Diese Informationen werden im Erstgespräch ohnehin abgefragt; wer sie vorbereitet, verkürzt den Termin und wird seltener nachträglich um Unterlagen gebeten.
Schritt 2: Arztgespräch — Präsenz oder Telemedizin
Grundsätzlich gibt es zwei Wege:
Hausärztliche oder fachärztliche Praxis vor Ort: persönliches Gespräch, körperliche Untersuchung möglich, oft bereits bestehendes Vertrauensverhältnis.
Telemedizinische Plattform: Video-Sprechstunde mit einer Ärztin oder einem Arzt, die/der auf Cannabistherapien spezialisiert ist. Praktisch, wenn die Hausarztpraxis keine Erfahrung mit Cannabis hat oder kein Termin kurzfristig verfügbar ist.
Beide Wege sind rechtlich gleichwertig — Stand Juli 2026 ist die rein telemedizinische Verordnung weiterhin zulässig (siehe Cannabis auf Rezept: Gesetzliche Grundlagen zu einer möglichen künftigen Einschränkung).
Im Gespräch wird geklärt:
- Ausführliche Anamnese (Vorerkrankungen, Medikation, bisherige Therapien)
- Abwägung von Nutzen und Risiken im konkreten Fall
- Auswahl der Darreichungsform (Blüten, Extrakt, Fertigarzneimittel)
- Aufklärung über Nebenwirkungen und Fahrtüchtigkeit
Wer verschiedene Telemedizin-Anbieter vergleichen möchte: Cannabis-Rezept online: Telemedizin-Anbieter im Vergleich
Schritt 3: Verordnung und Rezeptform
Fällt die ärztliche Entscheidung positiv aus, wird ein Privatrezept oder E-Rezept ausgestellt — kein spezielles Betäubungsmittelformular mehr nötig (siehe Cannabis auf Rezept: Gesetzliche Grundlagen).
Bei gesetzlich Versicherten kann parallel ein Kostenübernahmeantrag bei der Krankenkasse gestellt werden. Bis zur Entscheidung der Kasse zahlen viele Patient:innen die erste Verordnung zunächst selbst, um keine Zeit zu verlieren — Details dazu im Artikel Kosten für medizinisches Cannabis.
Schritt 4: Apotheke und erste Abgabe
Nicht jede Apotheke führt Cannabisarzneimittel im Regelsortiment.
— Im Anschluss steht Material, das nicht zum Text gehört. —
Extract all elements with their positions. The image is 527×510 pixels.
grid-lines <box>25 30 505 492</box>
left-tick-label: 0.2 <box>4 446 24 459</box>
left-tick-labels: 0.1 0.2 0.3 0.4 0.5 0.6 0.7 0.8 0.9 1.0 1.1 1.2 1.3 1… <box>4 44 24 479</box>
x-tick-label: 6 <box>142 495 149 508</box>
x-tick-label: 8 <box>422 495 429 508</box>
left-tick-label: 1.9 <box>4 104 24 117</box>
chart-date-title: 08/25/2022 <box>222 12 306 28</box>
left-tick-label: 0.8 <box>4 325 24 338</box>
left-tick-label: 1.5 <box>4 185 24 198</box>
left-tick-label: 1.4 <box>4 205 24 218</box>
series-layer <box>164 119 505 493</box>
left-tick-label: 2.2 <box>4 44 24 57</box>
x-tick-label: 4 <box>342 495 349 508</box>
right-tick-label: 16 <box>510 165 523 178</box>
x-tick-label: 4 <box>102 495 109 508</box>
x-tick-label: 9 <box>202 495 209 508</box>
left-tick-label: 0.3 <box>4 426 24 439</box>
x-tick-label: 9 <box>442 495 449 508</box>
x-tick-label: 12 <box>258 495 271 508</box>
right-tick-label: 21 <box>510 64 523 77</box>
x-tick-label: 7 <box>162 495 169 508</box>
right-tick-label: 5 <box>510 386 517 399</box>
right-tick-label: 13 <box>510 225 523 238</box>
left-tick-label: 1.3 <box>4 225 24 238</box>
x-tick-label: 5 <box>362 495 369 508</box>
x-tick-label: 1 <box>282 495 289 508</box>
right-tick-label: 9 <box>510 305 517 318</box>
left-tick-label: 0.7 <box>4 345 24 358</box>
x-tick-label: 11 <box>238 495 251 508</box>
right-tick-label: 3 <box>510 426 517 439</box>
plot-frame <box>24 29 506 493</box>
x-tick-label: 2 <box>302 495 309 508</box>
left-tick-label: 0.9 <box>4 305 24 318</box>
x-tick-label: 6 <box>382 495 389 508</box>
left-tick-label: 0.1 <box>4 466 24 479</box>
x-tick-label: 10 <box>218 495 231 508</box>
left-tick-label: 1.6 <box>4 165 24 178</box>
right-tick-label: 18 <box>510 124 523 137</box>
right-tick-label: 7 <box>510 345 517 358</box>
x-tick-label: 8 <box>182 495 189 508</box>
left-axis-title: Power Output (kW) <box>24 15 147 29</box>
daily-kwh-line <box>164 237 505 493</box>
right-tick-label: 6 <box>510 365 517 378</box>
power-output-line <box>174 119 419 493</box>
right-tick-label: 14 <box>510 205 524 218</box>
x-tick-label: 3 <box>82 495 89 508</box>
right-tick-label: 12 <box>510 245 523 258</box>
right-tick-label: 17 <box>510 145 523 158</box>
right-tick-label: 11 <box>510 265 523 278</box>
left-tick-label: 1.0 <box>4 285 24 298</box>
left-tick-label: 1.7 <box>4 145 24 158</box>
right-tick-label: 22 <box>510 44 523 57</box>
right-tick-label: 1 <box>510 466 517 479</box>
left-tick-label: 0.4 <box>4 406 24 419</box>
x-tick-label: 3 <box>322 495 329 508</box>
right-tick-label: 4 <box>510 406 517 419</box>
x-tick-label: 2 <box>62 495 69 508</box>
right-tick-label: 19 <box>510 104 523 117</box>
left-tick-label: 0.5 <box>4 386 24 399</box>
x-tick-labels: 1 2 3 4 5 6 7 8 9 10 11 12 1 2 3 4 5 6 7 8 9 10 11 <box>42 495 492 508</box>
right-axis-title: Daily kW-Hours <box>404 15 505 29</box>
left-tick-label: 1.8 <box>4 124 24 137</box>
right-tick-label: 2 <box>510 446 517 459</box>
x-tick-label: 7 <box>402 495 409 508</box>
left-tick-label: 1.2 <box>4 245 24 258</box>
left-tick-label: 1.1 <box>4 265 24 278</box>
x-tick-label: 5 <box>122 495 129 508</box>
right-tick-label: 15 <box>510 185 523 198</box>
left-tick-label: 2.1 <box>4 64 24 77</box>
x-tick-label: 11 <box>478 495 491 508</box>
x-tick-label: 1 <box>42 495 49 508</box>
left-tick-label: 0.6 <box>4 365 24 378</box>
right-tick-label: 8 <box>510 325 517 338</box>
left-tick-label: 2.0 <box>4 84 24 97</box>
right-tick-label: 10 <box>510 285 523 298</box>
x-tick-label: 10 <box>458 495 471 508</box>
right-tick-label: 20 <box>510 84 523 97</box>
Praktisch gibt es zwei Wege:
- Versandapotheken mit Cannabis-Schwerpunkt, oft direkt an Telemedizin-Plattformen angebunden — Lieferung meist innerhalb weniger Werktage.
- Lokale Apotheke, die das Präparat bestellt — je nach Sorte und Verfügbarkeit kann das einige Tage dauern.
Bei der ersten Abgabe informiert das Apothekenpersonal in der Regel über Lagerung, Verdampfer-Nutzung (bei Blüten) und Dosierschritte gemäß ärztlicher Verordnung.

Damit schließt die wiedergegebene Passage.